Running LAMMPS Jobs on Theta

Following is an example executable script “run_lammps.csh” to run LAMMPS on two nodes of Theta with 64 MPI ranks per node. The job can be submitted with command “qsub run_lammps.csh”, where is replaced with an active project allocation.

#!/bin/csh
#COBALT -n 2 -t 10 -q debug-cache-quad -A <project_name> -O LAMMPS

aprun -n 128 -N 64 -d 1 --cc depth -e OMP_NUM_THREADS=1 -j 1 ./lmp_theta -in lmp.in

Performance Notes

When possible, users will want to build LAMMPS executables with the USER-OMP and USER-INTEL packages for best performance on Theta. Following is an example script “run_lammps_intel.csh” to run LAMMPS on two nodes of Theta with 64 MPI ranks per node and two OpenMP threads per rank with the USER-INTEL and USER-OMP packages. The job can be submitted with command “qsub run_lammps_intel.csh.”

#!/bin/csh
#COBALT -n 2 -t 10 -q debug-cache-quad -A <project_name> -O LAMMPS

aprun -n 128 -N 64 -d 2 --cc depth -e OMP_NUM_THREADS=2 -j 2 ./lmp_theta -in lmp.in -sf hybrid intel omp
Not all available forcefields in LAMMPS are supported in one or both of these packages.

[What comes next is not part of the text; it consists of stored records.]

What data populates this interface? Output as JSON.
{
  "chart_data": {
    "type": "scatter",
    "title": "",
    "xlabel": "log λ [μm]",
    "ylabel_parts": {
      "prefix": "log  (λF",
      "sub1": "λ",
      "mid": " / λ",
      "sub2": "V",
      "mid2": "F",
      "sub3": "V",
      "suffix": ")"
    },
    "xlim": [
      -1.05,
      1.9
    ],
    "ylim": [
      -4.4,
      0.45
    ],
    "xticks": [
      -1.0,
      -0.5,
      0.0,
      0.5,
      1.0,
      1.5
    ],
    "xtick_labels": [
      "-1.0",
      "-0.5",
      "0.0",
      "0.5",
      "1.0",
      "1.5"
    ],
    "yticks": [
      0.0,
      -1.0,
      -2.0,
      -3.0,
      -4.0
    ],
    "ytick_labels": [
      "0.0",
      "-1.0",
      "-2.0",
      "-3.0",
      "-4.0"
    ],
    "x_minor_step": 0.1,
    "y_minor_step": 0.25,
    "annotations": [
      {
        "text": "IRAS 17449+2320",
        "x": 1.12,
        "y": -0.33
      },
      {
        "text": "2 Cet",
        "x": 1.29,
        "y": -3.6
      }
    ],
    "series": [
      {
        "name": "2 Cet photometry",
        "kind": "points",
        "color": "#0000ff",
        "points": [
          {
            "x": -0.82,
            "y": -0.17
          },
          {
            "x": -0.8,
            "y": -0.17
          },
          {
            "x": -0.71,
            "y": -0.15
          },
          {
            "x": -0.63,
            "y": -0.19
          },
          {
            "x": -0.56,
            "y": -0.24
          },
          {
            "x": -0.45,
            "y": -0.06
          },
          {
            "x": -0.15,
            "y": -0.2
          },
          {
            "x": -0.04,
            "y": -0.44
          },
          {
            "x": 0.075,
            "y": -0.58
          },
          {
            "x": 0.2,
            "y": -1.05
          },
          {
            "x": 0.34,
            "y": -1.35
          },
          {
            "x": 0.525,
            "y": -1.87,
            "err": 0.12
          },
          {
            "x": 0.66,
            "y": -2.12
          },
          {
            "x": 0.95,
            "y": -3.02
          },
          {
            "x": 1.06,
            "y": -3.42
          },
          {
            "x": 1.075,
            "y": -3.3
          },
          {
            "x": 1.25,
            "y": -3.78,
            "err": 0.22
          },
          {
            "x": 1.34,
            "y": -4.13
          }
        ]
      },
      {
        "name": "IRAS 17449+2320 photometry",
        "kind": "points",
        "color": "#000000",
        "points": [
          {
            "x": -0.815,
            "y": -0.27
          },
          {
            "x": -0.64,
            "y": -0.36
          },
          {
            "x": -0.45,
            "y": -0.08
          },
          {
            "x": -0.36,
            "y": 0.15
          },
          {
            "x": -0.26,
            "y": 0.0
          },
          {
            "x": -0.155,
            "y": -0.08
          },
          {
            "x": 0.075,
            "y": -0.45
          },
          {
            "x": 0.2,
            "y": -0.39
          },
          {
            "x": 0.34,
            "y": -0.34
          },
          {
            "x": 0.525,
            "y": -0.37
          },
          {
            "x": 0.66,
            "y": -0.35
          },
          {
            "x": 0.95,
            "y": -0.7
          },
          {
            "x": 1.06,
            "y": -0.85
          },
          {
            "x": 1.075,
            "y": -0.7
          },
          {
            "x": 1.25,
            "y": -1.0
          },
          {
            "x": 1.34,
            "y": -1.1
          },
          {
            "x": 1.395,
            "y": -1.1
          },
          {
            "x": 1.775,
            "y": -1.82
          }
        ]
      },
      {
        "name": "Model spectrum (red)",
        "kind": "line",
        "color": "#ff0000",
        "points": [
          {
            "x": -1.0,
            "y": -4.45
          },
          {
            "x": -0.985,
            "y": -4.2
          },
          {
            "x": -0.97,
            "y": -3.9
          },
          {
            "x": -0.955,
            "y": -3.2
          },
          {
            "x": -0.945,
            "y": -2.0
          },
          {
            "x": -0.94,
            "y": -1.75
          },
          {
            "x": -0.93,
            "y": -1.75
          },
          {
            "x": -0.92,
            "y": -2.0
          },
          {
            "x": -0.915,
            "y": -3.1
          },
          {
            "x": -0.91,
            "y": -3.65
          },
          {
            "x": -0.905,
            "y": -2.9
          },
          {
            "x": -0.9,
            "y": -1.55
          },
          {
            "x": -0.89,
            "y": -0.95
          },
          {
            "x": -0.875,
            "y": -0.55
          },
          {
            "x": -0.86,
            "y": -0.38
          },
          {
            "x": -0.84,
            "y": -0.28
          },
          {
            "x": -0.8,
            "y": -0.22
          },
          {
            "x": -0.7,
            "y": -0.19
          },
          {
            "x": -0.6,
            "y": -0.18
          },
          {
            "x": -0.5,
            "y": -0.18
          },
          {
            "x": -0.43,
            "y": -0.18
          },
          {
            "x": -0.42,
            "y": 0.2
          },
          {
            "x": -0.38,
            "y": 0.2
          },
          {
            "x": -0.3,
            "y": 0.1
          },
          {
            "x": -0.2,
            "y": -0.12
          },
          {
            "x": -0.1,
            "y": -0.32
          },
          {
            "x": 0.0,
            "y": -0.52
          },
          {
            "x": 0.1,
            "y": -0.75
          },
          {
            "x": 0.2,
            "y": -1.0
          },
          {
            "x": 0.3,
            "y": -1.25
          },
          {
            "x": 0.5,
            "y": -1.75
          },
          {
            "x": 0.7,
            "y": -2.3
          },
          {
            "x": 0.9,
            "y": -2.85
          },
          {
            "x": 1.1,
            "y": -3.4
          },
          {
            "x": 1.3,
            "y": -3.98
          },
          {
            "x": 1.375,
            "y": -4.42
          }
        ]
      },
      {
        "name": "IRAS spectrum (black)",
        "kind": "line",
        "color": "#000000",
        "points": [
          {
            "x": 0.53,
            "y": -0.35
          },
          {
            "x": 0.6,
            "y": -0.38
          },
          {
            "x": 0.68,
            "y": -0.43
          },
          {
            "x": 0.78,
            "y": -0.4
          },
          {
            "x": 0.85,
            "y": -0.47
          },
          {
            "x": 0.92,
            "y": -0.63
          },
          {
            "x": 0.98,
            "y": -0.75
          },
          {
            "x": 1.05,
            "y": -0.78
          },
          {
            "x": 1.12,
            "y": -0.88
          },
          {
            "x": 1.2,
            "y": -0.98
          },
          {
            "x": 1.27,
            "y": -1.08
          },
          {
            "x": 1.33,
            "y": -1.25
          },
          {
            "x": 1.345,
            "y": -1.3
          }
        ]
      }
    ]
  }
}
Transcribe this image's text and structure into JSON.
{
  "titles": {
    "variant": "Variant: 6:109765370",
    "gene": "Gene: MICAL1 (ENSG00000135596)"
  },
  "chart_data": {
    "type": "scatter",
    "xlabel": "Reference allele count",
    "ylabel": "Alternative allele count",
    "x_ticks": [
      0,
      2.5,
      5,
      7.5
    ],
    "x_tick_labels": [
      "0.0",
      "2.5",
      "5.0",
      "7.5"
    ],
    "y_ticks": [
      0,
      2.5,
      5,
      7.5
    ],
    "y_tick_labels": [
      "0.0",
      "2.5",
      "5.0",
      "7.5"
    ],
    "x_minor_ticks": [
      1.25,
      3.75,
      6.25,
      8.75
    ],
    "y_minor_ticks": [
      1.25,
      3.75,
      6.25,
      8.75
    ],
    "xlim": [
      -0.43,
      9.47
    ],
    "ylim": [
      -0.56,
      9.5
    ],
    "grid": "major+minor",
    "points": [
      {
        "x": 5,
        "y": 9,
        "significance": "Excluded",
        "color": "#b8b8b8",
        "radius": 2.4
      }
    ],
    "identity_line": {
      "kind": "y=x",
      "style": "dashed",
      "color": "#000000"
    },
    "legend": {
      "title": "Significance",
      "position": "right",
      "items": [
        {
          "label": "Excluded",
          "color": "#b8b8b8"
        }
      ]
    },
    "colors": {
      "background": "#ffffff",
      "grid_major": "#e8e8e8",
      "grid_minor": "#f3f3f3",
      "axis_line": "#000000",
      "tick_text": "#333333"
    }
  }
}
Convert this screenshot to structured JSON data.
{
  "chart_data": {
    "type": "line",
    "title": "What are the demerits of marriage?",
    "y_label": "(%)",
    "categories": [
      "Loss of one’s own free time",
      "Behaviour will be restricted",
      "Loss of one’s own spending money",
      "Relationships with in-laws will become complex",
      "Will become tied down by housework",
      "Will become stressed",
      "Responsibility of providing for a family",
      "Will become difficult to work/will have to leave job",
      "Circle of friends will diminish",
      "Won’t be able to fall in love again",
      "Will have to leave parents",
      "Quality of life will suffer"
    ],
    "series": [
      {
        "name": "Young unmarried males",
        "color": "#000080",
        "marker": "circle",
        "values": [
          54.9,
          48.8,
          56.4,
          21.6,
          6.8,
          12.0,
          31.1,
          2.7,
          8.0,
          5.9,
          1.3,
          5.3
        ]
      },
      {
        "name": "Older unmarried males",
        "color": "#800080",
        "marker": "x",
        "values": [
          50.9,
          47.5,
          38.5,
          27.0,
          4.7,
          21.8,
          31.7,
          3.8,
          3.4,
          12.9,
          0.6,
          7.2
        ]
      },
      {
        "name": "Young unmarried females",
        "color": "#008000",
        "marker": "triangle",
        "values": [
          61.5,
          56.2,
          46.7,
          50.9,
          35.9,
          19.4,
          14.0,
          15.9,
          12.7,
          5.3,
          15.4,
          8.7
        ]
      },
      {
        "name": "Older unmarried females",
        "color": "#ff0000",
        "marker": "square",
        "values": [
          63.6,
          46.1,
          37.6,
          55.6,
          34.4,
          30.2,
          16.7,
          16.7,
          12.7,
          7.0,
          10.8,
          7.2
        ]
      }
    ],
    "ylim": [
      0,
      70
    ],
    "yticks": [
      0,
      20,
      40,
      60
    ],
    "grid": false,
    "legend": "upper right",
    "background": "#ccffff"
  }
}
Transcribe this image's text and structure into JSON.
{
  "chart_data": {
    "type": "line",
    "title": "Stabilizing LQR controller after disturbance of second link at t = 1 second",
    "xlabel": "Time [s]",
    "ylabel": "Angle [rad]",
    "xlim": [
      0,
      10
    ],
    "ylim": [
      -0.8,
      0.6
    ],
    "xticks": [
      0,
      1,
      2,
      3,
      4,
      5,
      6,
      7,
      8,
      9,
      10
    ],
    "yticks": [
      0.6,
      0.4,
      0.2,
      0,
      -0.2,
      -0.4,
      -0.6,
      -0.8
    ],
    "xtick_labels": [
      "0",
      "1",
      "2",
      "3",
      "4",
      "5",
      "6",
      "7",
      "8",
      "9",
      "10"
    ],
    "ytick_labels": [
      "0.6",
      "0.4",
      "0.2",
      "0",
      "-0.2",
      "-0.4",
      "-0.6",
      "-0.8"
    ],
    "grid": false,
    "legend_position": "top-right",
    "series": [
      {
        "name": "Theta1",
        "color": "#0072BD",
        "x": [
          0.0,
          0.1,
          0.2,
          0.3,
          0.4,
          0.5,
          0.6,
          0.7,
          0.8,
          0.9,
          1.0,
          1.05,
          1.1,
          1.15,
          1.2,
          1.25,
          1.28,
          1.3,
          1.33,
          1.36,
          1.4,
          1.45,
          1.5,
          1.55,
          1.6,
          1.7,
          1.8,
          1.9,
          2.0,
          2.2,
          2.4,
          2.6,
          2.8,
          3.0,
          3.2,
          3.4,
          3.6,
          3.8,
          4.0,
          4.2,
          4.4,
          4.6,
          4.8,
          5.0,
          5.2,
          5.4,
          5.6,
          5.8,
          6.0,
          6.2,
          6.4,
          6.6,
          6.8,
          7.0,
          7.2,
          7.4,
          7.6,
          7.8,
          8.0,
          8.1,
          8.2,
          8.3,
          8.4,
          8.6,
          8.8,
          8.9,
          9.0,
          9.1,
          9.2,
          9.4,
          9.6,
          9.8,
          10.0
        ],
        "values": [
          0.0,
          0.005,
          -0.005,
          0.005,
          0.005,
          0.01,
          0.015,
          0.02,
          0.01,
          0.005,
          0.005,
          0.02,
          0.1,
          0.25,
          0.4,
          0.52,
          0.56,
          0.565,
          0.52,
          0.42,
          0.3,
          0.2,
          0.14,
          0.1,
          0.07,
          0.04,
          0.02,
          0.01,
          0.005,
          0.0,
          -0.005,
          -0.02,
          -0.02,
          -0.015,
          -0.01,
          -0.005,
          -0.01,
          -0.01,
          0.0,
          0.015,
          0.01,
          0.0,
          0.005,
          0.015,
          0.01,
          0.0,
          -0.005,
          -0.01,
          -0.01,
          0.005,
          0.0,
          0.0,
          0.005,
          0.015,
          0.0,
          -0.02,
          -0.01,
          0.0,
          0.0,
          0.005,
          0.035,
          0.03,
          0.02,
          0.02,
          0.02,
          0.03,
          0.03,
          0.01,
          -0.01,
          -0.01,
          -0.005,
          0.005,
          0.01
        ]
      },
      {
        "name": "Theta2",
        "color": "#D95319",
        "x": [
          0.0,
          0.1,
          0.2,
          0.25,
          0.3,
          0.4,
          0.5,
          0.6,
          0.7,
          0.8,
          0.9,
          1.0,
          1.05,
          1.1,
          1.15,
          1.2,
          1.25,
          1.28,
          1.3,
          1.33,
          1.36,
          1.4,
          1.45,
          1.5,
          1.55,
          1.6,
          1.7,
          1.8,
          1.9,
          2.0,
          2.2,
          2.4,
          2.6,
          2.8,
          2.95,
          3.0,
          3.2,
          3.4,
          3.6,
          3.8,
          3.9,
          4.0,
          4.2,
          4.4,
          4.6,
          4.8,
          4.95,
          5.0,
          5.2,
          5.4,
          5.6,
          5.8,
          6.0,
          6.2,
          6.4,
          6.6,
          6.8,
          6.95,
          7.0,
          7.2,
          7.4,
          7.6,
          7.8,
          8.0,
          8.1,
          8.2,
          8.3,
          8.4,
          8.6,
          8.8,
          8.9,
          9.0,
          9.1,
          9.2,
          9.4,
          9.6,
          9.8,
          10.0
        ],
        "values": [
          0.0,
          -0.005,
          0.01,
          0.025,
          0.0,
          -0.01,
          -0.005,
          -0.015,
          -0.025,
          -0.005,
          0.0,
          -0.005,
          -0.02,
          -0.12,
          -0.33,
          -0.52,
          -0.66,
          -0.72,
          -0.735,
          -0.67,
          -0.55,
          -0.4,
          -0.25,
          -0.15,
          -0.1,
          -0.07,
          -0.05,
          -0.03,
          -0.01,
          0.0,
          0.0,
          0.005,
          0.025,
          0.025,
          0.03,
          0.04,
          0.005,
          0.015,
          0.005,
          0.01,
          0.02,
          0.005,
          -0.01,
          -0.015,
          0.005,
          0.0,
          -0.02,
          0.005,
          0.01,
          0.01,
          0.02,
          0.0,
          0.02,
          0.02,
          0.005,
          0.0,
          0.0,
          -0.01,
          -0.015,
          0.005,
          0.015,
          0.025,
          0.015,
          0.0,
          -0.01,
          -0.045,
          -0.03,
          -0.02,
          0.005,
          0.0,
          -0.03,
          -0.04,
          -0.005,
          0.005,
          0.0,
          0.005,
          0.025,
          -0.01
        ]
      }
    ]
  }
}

For the latest information, please check LAMMPS website and documentation.

Building on ThetaGPU

There are two key packages available in LAMMPS for running on the GPUs available in ThetaGPU: GPU and KOKKOS. Example Makefiles based on recent version of LAMMPS are available for download from ALCF GitHub.

LAMMPS can be built on the ThetaGPU compute nodes with the default software environment and support for the GPU package using the following commands once the Makefiles at the above link are placed appropriately based on instructions in the README.

cp Makefile.gpu_thetagpu lammps-<version>/lib/gpu
cp Makefile.thetagpu lammps-<version>/src/MAKE/MACHINES

cd lammps-<version>/lib/gpu
make -f Makefile.gpu_thetagpu -j 8
cd ../../src
make yes-GPU
make thetagpu -j 8

LAMMPS can be built with the default software environment and support for the KOKKOS package using the following commands and the Makefile at the above link.

cp Makefile.thetagpu_kokkos lammps-<version>/src/MAKE/MACHINES

cd lammps-<version>/src
make yes-KOKKOS
make thetagpu_kokkos -j 8

Running LAMMPS jobs on ThetaGPU

Following is an example executable script submit_full-node.sh to run LAMMPS a ThetaGPU node using all GPUs for both the GPU and KOKKOS packages. This example is based on the Rhodoposin benchmark using lammps-/bench/in.rhodo.

After the appropriate command is uncommented, the job can be submitted with “qsub ./submit_full-node.sh”, where "-A Catalyst" in the script is replaced with an appropriate active project allocation.

Note: The preceding 'qsub' command should be executed 1) on the ThetaGPU login nodes or 2) from the Theta login node after executing 'module load cobalt/cobalt-gpu'.

#!/bin/sh
#COBALT -n 1 -t 15 -q full-node -A Catalyst

# submit job to run on 8 GPUs w/ 8 MPI ranks per GPU and 2 OpenMP threads per rank
#env OMP_NUM_THREADS=2 mpirun -np 64 ~/bin/lammps/lammps-git/src/lmp_thetagpu -in in.rhodo -pk gpu 8 -pk omp 0 -sf hybrid gpu omp

# KOKKOS package: submit job to run on 1 GPU w/ 1 MPI ranks per GPU and 2 OpenMP threads per rank

#!/bin/sh
#COBALT -n 1 -t 15 -q full-node -A Catalyst

# submit job to run on 8 GPUs w/ 8 MPI ranks per GPU and 2 OpenMP threads per rank
#env OMP_NUM_THREADS=2 mpirun -np 64 ~/bin/lammps/lammps-git/src/lmp_thetagpu -in in.rhodo -pk gpu 8 -pk omp 0 -sf hybrid gpu omp

# KOKKOS package: submit job to run on 1 GPU w/ 1 MPI ranks per GPU and 2 OpenMP threads per rank
mpirun -np 8 ~/bin/lammps/lammps-git/src/lmp_thetagpu -in in.rhodo -k on g 8 -sf kk -pk kokkos neigh half
Additional details on the specific usage of the GPU and KOKKOS packages and how best to use multiple GPUs per node is available in the LAMMPS documentation.